The principal trees of the riverine forest include Acacia elatior, Ficus sycamorus, Garcinia livingstonei, Mimusops fruticosa and Tamarindus indica, while the surrounding scrub consists of more stunted Acacia nilotica with a dense undergrowth of herbs and tall grasses.

The reserve included a field-centre which, from 1985 to 1990, burning, cutting and grazing within the site was controlled and there were some signs of recovery of the forest and an increase in wildlife populations.

==Ports==
The natural ports of Ceel Macaan and Ceel Cadde which located in the district were the main gates for the incoming and out going goods of Somalia, likewise Cisiley airport during the decade and half, when Mogadishu air and seaport were closed.

==Industry==
The Somalitex factory, whose 154 automated looms work 14 hours a day, turning out nearly 14 million meters (about 15 million yards) of cloth annually the Factory employed three thousand workers. The Somalitex futas vary in thickness, colour, and design and most shops in the marketplace stock them as well as the imported polyesters. The latter, although impractical in the tropical heat, easily torn and expensive, seem to have captured the taste of Somali women by their bright patterns and varied textures.
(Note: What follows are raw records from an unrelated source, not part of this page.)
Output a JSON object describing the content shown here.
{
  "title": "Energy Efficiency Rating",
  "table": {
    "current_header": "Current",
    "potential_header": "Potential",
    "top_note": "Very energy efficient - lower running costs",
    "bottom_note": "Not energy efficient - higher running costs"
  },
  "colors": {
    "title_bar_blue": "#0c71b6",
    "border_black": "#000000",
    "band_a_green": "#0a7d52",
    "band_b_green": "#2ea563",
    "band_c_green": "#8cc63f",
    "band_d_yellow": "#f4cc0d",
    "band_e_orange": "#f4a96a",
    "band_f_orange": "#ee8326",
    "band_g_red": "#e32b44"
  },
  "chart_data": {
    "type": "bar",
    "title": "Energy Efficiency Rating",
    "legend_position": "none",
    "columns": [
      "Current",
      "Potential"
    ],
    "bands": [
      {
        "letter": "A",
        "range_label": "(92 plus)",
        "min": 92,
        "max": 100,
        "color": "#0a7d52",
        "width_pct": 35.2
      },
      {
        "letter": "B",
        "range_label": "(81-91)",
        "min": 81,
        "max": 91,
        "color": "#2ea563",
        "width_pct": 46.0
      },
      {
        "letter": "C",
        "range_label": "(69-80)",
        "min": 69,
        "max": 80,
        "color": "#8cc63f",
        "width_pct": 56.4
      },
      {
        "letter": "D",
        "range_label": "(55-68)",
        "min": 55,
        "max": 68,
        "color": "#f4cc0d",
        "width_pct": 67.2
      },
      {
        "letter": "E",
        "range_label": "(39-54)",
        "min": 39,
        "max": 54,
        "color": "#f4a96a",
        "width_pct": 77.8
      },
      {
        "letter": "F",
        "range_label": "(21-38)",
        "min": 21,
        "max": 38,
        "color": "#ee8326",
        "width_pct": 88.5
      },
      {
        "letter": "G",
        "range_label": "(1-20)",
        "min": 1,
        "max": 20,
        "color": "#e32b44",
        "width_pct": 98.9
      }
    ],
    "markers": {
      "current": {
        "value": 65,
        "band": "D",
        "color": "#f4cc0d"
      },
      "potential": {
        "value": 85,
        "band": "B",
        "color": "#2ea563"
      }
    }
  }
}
Given the ideal climate for cotton plantation in Balcad, The state-owned textile plants at Balcad could supply the local market (now not operating). Textiles are produced at the SOMALTEX plant in Balcad which supplies virtually the entire domestic market. Balcad Textile Factory was later upgraded and funded by West Germany. SOMALITEX facilities were greatly expanded. It is considered among the best equipped textile plant in Africa. The investment in cotton showed fewer long-term results than the investment in bananas.

The Administration of Balcad District of the Middle Shabelle Region supported by the Somali Federal Government encourage the local and foreign investment in the Region.